A brief summary, and look at what's ahead

So, to briefly sum things up:  

- Starting with the rating distributions for two teams, we looked at how one can compute a probability distribution over possible game outcomes (both through simulation, and by directly computing the normal distribution over outcomes).

- We then looked at how you can use the probability distribution over game outcomes to compute each team’s win-odds, both against the spread or straight up (i.e., on a moneyline wager).

In the next post: I will give a tutorial on fitting this model using excel.  And I will show how we can then apply the concepts from this post to get actual estimates of win probabilities, for the following week's games.
A Final Word Of Caution About Variance

For the sake of illustration, I’ve assumed that all team variances were equal to 4 throughout this entire post.  But—and this is extremely important to understand—the actual variance of teams (or of game outcomes) is much larger:  Based on the model I fit in Part 2 of this series, the estimated variance of the distribution for game-outcomes was about to s2 = 140 (corresponding to a variance of 70 for each team if we assume all teams have equal variance). 

And, keeping in mind that variance is a measure of uncertainty (or error), the upshot of all this is that there is much more uncertainty about the outcomes of actual NFL games than in the example I’ve used in this post. 

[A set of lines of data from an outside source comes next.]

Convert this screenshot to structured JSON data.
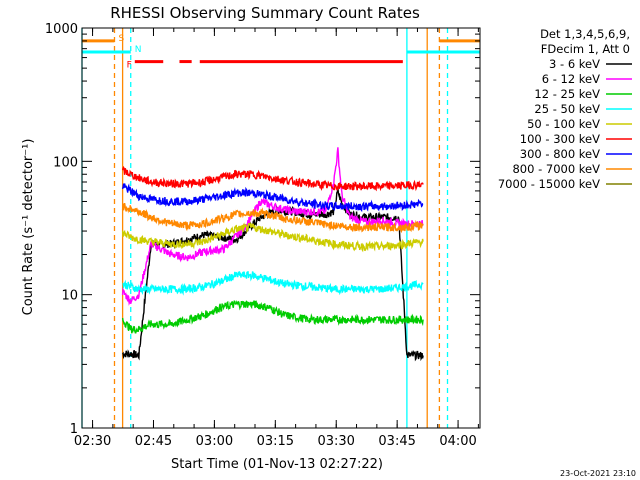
{
  "chart_data": {
    "type": "line",
    "title": "RHESSI Observing Summary Count Rates",
    "xlabel": "Start Time (01-Nov-13 02:27:22)",
    "ylabel": "Count Rate (s⁻¹ detector⁻¹)",
    "x_unit": "minutes after 02:27:22",
    "xlim": [
      0,
      98
    ],
    "ylim": [
      1,
      1000
    ],
    "yscale": "log",
    "x_ticks": [
      {
        "label": "02:30",
        "x": 2.6
      },
      {
        "label": "02:45",
        "x": 17.6
      },
      {
        "label": "03:00",
        "x": 32.6
      },
      {
        "label": "03:15",
        "x": 47.6
      },
      {
        "label": "03:30",
        "x": 62.6
      },
      {
        "label": "03:45",
        "x": 77.6
      },
      {
        "label": "04:00",
        "x": 92.6
      }
    ],
    "y_ticks": [
      {
        "label": "1",
        "y": 1
      },
      {
        "label": "10",
        "y": 10
      },
      {
        "label": "100",
        "y": 100
      },
      {
        "label": "1000",
        "y": 1000
      }
    ],
    "legend": {
      "position": "right",
      "header": [
        "Det 1,3,4,5,6,9,",
        "FDecim 1, Att 0"
      ]
    },
    "series": [
      {
        "name": "3 - 6 keV",
        "color": "#000000",
        "x": [
          10,
          12,
          14,
          17,
          22,
          30,
          38,
          44,
          48,
          52,
          56,
          60,
          62,
          63,
          64,
          66,
          70,
          74,
          78,
          80,
          82,
          84
        ],
        "y": [
          3.6,
          3.6,
          3.5,
          24,
          24,
          28,
          26,
          38,
          43,
          42,
          40,
          40,
          42,
          60,
          48,
          40,
          38,
          38,
          38,
          3.5,
          3.5,
          3.5
        ]
      },
      {
        "name": "6 - 12 keV",
        "color": "#ff00ff",
        "x": [
          10,
          12,
          14,
          17,
          22,
          26,
          30,
          35,
          40,
          44,
          48,
          52,
          56,
          60,
          62,
          63,
          64,
          66,
          70,
          74,
          78,
          80,
          82,
          84
        ],
        "y": [
          10.5,
          9,
          10,
          24,
          20,
          19,
          21,
          22,
          32,
          50,
          45,
          42,
          42,
          42,
          70,
          120,
          55,
          38,
          35,
          36,
          34,
          34,
          34,
          34
        ]
      },
      {
        "name": "12 - 25 keV",
        "color": "#00cc00",
        "x": [
          10,
          12,
          14,
          17,
          22,
          26,
          30,
          34,
          38,
          42,
          46,
          50,
          56,
          62,
          68,
          74,
          80,
          84
        ],
        "y": [
          6.5,
          5.5,
          5.5,
          6,
          6,
          6.5,
          7,
          8,
          8.5,
          8.5,
          8,
          7,
          6.5,
          6.5,
          6.5,
          6.5,
          6.5,
          6.5
        ]
      },
      {
        "name": "25 - 50 keV",
        "color": "#00ffff",
        "x": [
          10,
          12,
          14,
          17,
          22,
          26,
          30,
          34,
          38,
          42,
          46,
          50,
          56,
          62,
          68,
          74,
          80,
          84
        ],
        "y": [
          12,
          11.5,
          11,
          11,
          11,
          11,
          11.5,
          12.5,
          14,
          14,
          13,
          12,
          11.5,
          11,
          11,
          11,
          11.5,
          12
        ]
      },
      {
        "name": "50 - 100 keV",
        "color": "#cccc00",
        "x": [
          10,
          12,
          14,
          17,
          22,
          26,
          30,
          34,
          38,
          42,
          46,
          50,
          56,
          62,
          68,
          74,
          80,
          84
        ],
        "y": [
          29,
          27,
          26,
          25,
          24,
          24,
          25,
          28,
          31,
          32,
          30,
          28,
          26,
          24,
          23,
          23,
          24,
          25
        ]
      },
      {
        "name": "100 - 300 keV",
        "color": "#ff0000",
        "x": [
          10,
          12,
          14,
          17,
          22,
          26,
          30,
          34,
          38,
          42,
          46,
          50,
          56,
          62,
          68,
          74,
          80,
          84
        ],
        "y": [
          85,
          80,
          75,
          70,
          68,
          68,
          70,
          75,
          80,
          80,
          76,
          72,
          68,
          65,
          65,
          65,
          66,
          67
        ]
      },
      {
        "name": "300 - 800 keV",
        "color": "#0000ff",
        "x": [
          10,
          12,
          14,
          17,
          22,
          26,
          30,
          34,
          38,
          42,
          46,
          50,
          56,
          62,
          68,
          74,
          80,
          84
        ],
        "y": [
          65,
          60,
          55,
          52,
          50,
          50,
          52,
          55,
          58,
          58,
          55,
          52,
          48,
          46,
          46,
          46,
          47,
          48
        ]
      },
      {
        "name": "800 - 7000 keV",
        "color": "#ff8800",
        "x": [
          10,
          12,
          14,
          17,
          22,
          26,
          30,
          34,
          38,
          42,
          46,
          50,
          56,
          62,
          68,
          74,
          80,
          84
        ],
        "y": [
          46,
          44,
          42,
          38,
          34,
          33,
          34,
          37,
          40,
          41,
          40,
          37,
          35,
          33,
          32,
          32,
          32,
          33
        ]
      },
      {
        "name": "7000 - 15000 keV",
        "color": "#808000",
        "x": [],
        "y": []
      }
    ],
    "flags": [
      {
        "label": "S",
        "color": "#ff8800",
        "y": 800,
        "x_ranges": [
          [
            0,
            8
          ],
          [
            88,
            98
          ]
        ]
      },
      {
        "label": "N",
        "color": "#00ffff",
        "y": 660,
        "x_ranges": [
          [
            0,
            12
          ],
          [
            80,
            98
          ]
        ]
      },
      {
        "label": "F",
        "color": "#ff0000",
        "y": 560,
        "x_ranges": [
          [
            13,
            20
          ],
          [
            24,
            27
          ],
          [
            29,
            79
          ]
        ]
      }
    ],
    "vertical_lines": [
      {
        "x": 0,
        "color": "#00ffff",
        "style": "solid"
      },
      {
        "x": 8,
        "color": "#ff8800",
        "style": "dashed"
      },
      {
        "x": 10,
        "color": "#ff8800",
        "style": "solid"
      },
      {
        "x": 12,
        "color": "#00ffff",
        "style": "dashed"
      },
      {
        "x": 80,
        "color": "#00ffff",
        "style": "solid"
      },
      {
        "x": 85,
        "color": "#ff8800",
        "style": "solid"
      },
      {
        "x": 88,
        "color": "#ff8800",
        "style": "dashed"
      },
      {
        "x": 90,
        "color": "#00ffff",
        "style": "dashed"
      }
    ],
    "footer": "23-Oct-2021 23:10"
  }
}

To give a sense of how this increase in variance changes our estimates of outcome probabilities: in our example game the estimated 49ers win-probability drops from .983 to .694 on a money-line bet, and from .760 to .567 against the spread.  You can see this for yourself by setting the values of the team variances to 70 on the Excel spreadsheet. 

Or, to put this into pictures, here are more realistic versions of some of the figures we’ve looked at in this post (i.e. when we set team variances to 70).


1 There is a simple way to estimate the team variance from our model.  But this is irrelevant to the concepts I cover in this post.  In the next post (where we will be fitting the model in Excel) we'll also look at how to estimate the team variance in this model.

2 This is a somewhat rough description of this property.  First, I phrased it to be specific to the fact that we are thinking about the difference, rather than the sum of the scores (it applies to both).  Secondly, for this property to hold the two distributions need to be independent.  What this basically means is that the two distributions do not interact.  For example, in our model this means that the 49ers rating-distribution is equivalent no matter what team they are playing.  Since this is precisely one of the assumptions in the model, I didn’t want to go into this issue in depth.  Whether this assumption is a reasonable one is a wholly different issue (and something we can examine later), but is not something we need to worry about for now.  Note that, if you are unfamiliar with modeling, this assumption may feel very wrong, and in fact that you probably have the right instinct.  But, for now, just trust me when I say: although this assumption of independence is almost certainly incorrect, there are lots of good reasons to use it (one being that it is a way to deal with the fact that there is very little data for our model due to the NFL season being so short).


  1. Loving these posts!

    Any idea when Part 5 is coming?

  2. Thanks :)

    Part 5 should be coming sometime next week (and definitely before the super bowl).

  3. Er...There were some unfortunate delays in getting the next part posted before the super bowl (due to grad-school stuff getting in the way). But I will write a follow up.

    And for what it's worth, the upside is that this model would have performed quite poorly in the playoffs/super-bowl :-/

  4. Hey Tim, Just found your post and found it fascinating. I was wondering if you got around to posting part 5?